Princeton to remove Wilson's name

Princeton University has announced plans to remove the name of former President Woodrow Wilson from its public policy school because of his segregationist views, reversing a decision the Ivy League school made four years ago to retain the name. University President Christopher Eisgruber said in a letter to the school community that the board of trustees had concluded that "Wilson's racist views and policies make him an inappropriate namesake" for Princeton's School of Public and International Affairs and the residential college. Wilson, governor of New Jersey from 1911 to 1913 and then U.S. president from 1913 to 1921, supported segregation and imposed it on several federal agencies not racially divided up to that point. He also barred black students from Princeton while serving as university president and spoke approvingly of the Ku Klux Klan. Earlier this month, Monmouth University removed Wilson's name from one of its most prominent buildings. The superintendent of the Camden school district also announced plans to rename Woodrow Wilson High School.
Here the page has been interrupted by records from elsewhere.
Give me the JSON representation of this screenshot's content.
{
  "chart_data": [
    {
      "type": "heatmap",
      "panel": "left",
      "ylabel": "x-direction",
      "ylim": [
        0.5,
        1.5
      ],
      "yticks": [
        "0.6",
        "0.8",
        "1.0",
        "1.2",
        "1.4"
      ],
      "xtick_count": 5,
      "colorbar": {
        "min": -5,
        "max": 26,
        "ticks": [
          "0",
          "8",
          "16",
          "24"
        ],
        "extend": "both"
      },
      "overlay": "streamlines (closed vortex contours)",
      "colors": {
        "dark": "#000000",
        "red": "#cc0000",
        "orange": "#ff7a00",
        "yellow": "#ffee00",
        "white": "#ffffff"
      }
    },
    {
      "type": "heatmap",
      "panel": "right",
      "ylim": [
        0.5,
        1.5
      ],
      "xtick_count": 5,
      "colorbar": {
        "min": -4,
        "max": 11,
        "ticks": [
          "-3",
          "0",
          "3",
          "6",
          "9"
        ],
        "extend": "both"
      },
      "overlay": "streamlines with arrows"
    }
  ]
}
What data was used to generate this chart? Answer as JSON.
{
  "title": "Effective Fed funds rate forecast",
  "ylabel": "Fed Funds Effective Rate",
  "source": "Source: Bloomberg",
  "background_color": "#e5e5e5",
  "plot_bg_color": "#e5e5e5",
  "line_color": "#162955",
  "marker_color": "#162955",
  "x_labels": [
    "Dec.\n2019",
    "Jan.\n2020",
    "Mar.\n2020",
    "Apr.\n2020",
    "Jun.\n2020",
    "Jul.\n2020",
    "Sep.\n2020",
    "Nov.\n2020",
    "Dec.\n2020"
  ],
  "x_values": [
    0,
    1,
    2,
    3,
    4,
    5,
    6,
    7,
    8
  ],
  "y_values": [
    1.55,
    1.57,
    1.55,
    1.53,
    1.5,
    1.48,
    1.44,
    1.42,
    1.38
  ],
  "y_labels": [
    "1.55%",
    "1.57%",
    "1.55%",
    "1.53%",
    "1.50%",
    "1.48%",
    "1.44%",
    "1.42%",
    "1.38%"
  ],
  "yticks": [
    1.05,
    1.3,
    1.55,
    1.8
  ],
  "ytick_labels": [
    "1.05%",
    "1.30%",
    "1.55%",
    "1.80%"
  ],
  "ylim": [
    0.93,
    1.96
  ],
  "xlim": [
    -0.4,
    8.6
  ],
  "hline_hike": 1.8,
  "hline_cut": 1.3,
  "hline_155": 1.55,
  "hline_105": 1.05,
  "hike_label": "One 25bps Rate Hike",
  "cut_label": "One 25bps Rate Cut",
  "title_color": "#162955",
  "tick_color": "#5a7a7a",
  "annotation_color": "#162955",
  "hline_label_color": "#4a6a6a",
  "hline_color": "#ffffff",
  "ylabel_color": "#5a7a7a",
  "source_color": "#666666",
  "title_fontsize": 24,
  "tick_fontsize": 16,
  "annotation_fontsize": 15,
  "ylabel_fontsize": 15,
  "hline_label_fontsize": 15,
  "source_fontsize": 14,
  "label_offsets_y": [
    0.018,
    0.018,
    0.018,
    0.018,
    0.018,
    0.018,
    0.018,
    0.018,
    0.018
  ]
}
Mississippi setting stage for new flag

Spectators at the Mississippi Capitol broke into applause Saturday as lawmakers took the first steps toward erasing the Confederate battle emblem from the state flag, a symbol that has come under intensifying criticism in recent weeks. The House voted by more than the required two-thirds majority to suspend legislative deadlines and file a bill to change the flag. Debate could begin as soon as Sunday. For the first time, GOP Gov. Tate Reeves said that he would sign a bill to change the flag if the GOP-controlled Legislature sends him one. He had previously said that he would not veto one — a more passive stance. A bill will only need a simple majority to pass the House and Senate. A commission would design a new flag that cannot include the Confederate battle emblem but must include the phrase "In God We Trust."